The heated debates this incident occasioned about heavy metal and its successor genres have long intrigued Darnielle. The Mountain Goats' "The Best Ever Death Metal Band in Denton" tells the story of Cyrus and Jeff, two disaffected teenagers whose rebellious friendship turns to anger when Cyrus's parents send him away for treatment. The song showcases the narrative arc Darnielle's short songs can cover, but his first foray into narrative fiction, the novella Black Sabbath: Master of Reality, is his most sustained tribute to heavy metal (a style quite far from the acoustic Mountain Goats). Roger Painter, perhaps another incarnation of Cyrus, keeps a diary during his time in the psychiatric ward after a suicide attempt and uses it as an apologia for his music. In epistolary form, Roger tries to explain why he loves the Black Sabbath album so much and why it doesn't cause his destructive behavior but helps save him from it. Roger is at pains to point out the album's surprisingly evangelistic message, that "Ozzy was one of you guys! He was on your side the whole time, but you wouldn't even listen to him to find out!" Darnielle's experiences as a psychiatric nurse undoubtedly inform his portrayal of Sean no less than they did Roger, and Wolf in White Van pushes his engagement with this uncomfortable music even further.

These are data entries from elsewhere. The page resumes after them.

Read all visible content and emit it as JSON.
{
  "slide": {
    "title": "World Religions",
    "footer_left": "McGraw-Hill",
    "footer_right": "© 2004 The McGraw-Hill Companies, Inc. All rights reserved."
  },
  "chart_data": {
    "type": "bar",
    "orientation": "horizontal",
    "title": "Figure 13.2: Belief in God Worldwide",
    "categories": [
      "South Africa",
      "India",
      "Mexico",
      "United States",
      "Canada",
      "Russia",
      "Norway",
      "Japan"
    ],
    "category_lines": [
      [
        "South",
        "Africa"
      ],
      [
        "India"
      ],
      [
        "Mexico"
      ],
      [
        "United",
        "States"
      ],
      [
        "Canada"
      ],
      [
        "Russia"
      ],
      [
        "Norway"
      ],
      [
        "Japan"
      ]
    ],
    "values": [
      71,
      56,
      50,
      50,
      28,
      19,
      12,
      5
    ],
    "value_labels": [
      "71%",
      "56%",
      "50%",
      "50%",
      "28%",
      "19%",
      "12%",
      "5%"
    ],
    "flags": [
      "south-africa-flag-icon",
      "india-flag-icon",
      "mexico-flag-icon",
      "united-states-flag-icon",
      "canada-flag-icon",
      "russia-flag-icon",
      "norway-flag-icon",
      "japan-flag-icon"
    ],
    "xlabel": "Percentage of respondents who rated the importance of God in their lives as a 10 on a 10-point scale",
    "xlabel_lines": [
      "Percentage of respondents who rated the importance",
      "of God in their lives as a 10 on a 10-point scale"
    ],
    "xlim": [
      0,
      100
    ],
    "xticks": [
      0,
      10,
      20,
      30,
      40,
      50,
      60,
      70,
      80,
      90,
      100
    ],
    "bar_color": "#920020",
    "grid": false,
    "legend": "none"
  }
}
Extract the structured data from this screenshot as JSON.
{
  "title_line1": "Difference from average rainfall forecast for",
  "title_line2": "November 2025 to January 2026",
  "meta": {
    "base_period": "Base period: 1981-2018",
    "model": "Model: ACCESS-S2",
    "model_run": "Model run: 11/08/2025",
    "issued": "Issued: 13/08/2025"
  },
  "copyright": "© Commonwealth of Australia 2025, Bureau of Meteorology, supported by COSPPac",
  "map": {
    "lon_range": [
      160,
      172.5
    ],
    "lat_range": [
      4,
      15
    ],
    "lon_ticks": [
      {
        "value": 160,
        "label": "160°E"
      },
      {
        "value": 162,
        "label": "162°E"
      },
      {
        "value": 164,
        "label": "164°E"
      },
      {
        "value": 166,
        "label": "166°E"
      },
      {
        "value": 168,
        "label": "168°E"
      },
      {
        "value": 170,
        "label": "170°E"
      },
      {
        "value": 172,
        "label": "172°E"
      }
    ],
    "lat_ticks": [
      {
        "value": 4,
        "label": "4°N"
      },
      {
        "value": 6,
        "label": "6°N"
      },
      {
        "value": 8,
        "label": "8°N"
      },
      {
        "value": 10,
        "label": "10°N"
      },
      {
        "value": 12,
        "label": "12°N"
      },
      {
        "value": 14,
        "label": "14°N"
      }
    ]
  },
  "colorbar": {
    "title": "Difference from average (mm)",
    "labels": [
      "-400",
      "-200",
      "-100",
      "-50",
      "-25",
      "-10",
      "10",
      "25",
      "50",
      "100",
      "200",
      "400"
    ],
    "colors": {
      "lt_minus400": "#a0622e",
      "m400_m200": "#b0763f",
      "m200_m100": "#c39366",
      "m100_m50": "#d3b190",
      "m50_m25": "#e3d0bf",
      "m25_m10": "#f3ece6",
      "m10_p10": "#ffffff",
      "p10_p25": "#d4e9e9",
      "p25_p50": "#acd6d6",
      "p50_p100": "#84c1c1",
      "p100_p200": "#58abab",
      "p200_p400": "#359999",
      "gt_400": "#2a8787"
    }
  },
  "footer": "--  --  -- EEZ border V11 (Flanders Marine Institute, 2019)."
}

In the new novel, the refuge heavy metal offered Sean is no longer really there. Sean no longer listens to his tapes from the Eighties. In part because, well, many of them are atrocious; but that doesn't stop most of us from cherishing the music of our youth. Sean simply doesn't need them anymore. He recalls the special messages he thought they contained for him, the special feeling of revelation they promised, with mild wonder.

In particular he remembers being spellbound one night by a Christian television show he happened to come across. The guests are warning against the devil's use of subliminal messages contained in secular music—especially when played backwards. They play a song backwards for the audience to hear. "Wolf in white van," it garbles out. The title's metaphor falls almost too neatly into place: Wolf in White Van is itself a garbled message, rousing in the reader that intense pleasure Sean felt in the coded theatrics of his music, or that Lance and Carrie felt in playing Trace Italian.